Los mundos del universo nadan en una gota del vino del amor
¿A este antojo del amor, acaso no es sabiduría la propia vida apostar?
No hay asunto en el mundo que no pueda resolverse arrojando una moneda
A cada paso, seguimos un camino que se bifurca en ganancia y pérdida

Sin embargo, cada una de nuestras burbujas es en esencia lo mismo,
diferentes mezclas de colores, con un nombre distinto
Diferentes experiencias de sed y de hambre
¿Qué importará la historia cuando cada burbuja estalle?

El hombre es por cierto una criatura extraña… se embarca en viajes
Cuando en sus arterias, nadan las estrellas y ondulan los mares
Construye monumentos para que otros recuerden lo que su espada cantó
¿Pero la mano que empuñaba esa espada, a quién perteneció?

El campo del amor es un campo de batalla sólo para héroes
El amante solo es libre, cuando no desea recompensa
¿Y en qué otro sitio, si no en el polvo podría una sombra morar?
Qué otra cosa puede decir el cantor del amor que no sea, en ti, puedo confiar                                  

                                                       Francis Brabazon



Radioteatro de la libertad



Quiero ser libre
Libre de los pies que caminan
De los ojos que miran
Del agua que bebo.
Libre de los oídos que escuchan
De las palabras que hablo
De las manos que acarician.
Libre del hambre que tengo
Del frío que siento
De los deseos que me atan
Libre del dolor que sufro

Llamando a Dios



Cuenta Jalaluddin Rumi, que cierta noche un hombre devoto oraba en alta voz cuando el Diablo se le apareció y dijo:

­–¿Hasta cuándo llamarás a voces: «Oh, ¿Dios?» Pierde cuidado que ciertamente no te llegará ninguna respuesta.

­El devoto inclinó silencioso la cabeza.

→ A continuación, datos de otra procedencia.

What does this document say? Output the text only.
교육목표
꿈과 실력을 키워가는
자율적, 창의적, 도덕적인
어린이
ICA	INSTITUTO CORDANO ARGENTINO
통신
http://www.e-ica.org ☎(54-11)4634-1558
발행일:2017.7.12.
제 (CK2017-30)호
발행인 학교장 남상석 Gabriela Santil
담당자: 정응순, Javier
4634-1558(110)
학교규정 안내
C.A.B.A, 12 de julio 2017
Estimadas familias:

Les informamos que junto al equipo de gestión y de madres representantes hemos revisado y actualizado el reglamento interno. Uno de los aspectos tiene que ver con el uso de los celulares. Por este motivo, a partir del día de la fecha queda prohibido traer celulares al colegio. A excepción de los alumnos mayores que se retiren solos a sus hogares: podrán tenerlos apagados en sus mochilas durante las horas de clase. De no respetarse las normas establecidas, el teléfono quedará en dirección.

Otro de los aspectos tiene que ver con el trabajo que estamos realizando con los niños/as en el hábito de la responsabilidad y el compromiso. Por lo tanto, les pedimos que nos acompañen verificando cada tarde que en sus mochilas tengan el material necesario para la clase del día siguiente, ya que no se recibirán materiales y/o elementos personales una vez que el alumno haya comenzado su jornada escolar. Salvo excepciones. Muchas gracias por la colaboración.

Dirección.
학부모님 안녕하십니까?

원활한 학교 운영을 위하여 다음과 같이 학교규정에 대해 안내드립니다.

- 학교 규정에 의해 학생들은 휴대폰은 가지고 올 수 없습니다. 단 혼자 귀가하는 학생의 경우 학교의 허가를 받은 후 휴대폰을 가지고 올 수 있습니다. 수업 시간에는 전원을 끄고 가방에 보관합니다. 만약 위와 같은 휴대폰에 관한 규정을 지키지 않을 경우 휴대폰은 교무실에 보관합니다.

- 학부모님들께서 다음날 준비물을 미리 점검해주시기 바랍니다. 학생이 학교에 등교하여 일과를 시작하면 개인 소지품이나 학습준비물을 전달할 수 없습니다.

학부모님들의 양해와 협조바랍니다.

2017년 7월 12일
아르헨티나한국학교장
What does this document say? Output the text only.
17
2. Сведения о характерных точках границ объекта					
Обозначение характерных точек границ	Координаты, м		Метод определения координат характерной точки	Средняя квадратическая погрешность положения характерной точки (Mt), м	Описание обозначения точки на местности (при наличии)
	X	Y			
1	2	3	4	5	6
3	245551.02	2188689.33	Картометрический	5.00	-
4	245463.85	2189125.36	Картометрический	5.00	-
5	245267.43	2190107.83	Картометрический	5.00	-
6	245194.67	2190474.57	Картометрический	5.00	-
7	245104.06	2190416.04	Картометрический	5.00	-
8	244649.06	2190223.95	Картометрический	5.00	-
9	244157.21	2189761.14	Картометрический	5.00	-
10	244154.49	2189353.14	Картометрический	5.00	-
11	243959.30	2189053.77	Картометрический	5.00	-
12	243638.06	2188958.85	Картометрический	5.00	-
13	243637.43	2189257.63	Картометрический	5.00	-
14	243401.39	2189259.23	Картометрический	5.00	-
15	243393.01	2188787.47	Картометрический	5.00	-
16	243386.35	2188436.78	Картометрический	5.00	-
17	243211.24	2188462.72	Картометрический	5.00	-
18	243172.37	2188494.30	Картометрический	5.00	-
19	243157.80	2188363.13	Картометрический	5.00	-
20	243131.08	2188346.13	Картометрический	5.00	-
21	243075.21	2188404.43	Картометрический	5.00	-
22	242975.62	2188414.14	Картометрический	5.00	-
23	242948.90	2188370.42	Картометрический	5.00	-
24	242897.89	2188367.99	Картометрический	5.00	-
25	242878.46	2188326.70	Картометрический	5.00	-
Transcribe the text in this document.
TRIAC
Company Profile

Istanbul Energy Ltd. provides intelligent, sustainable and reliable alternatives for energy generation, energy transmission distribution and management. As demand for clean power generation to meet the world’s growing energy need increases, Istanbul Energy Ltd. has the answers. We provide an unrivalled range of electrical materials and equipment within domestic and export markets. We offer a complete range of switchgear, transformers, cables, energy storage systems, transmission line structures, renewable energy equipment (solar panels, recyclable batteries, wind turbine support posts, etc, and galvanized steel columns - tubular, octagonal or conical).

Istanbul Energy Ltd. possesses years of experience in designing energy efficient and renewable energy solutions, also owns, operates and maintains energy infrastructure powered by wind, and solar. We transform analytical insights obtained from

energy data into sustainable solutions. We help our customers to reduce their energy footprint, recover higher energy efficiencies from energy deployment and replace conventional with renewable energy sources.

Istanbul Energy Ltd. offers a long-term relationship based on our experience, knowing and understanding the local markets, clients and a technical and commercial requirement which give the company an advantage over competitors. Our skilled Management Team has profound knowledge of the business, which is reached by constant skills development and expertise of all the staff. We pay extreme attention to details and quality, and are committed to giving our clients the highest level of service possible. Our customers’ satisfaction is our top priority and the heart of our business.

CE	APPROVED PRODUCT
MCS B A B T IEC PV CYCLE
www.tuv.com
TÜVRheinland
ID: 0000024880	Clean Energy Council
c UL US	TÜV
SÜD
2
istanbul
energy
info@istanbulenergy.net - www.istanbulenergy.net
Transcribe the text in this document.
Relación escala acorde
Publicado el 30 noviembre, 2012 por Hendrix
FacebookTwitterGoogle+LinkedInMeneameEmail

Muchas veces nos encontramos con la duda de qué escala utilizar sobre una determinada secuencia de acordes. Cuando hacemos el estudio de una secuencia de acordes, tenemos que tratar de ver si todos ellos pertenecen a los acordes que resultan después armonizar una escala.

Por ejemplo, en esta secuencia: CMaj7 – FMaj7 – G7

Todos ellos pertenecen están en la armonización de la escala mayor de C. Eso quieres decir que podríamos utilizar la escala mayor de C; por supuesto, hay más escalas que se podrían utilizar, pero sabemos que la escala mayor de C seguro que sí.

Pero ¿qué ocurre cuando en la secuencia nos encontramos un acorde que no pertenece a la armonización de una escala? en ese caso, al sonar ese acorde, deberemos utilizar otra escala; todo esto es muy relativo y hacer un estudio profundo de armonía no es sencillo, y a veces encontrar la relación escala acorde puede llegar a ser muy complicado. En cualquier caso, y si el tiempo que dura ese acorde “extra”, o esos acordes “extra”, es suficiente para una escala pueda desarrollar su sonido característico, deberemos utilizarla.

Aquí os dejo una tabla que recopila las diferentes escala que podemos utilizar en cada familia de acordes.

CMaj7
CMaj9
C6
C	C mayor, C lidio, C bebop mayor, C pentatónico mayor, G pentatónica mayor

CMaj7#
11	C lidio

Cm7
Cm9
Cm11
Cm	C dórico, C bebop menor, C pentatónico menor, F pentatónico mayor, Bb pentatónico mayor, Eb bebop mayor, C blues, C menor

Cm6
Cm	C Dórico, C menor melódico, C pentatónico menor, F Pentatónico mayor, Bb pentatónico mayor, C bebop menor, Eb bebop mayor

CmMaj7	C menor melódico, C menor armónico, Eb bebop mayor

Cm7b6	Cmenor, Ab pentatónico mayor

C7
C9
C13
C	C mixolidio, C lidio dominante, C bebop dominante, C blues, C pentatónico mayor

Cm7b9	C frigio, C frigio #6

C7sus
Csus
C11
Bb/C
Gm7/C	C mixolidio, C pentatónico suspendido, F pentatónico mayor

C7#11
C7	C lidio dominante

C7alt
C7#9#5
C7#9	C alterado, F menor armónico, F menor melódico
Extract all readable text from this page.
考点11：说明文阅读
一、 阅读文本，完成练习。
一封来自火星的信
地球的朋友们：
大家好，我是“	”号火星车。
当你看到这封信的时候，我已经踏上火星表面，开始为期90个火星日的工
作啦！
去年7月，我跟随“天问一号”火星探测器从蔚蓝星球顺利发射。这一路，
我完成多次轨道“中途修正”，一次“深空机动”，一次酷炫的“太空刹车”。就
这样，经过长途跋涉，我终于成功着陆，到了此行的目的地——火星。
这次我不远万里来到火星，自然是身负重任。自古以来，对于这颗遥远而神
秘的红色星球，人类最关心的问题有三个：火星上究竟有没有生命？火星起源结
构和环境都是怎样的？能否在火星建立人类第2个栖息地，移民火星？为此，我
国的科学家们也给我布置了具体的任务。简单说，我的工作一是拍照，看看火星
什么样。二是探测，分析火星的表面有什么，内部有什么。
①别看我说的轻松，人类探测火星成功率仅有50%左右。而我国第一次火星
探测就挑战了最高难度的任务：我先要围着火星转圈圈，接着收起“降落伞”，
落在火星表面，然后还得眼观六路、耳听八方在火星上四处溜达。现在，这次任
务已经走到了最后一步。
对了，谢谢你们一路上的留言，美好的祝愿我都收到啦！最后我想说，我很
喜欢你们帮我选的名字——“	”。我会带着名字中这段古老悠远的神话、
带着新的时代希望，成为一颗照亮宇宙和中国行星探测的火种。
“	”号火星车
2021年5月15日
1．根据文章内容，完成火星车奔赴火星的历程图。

Al poco tiempo vio al Profeta Khadir y oyó que le decía:

–¿Por qué cesaste de llamar a voces a Dios?

–Porque no llegaba la respuesta «Aquí estoy», replicó.

Khadir le dijo:

–Dios me ordenó que venga a ti y te diga: ­–¿Acaso no era Yo el que te espoleaba para que orases? ¿No era Yo el que te ocupaba pronunciando Mi nombre? Tu llamada: «Dios», era mi respuesta: «Aquí estoy». Tu ardiente anhelo era el mensajero que Yo te enviaba. Yo era el que te arrancaba las súplicas y las lágrimas, y el que les ponía alas para que volasen al cielo.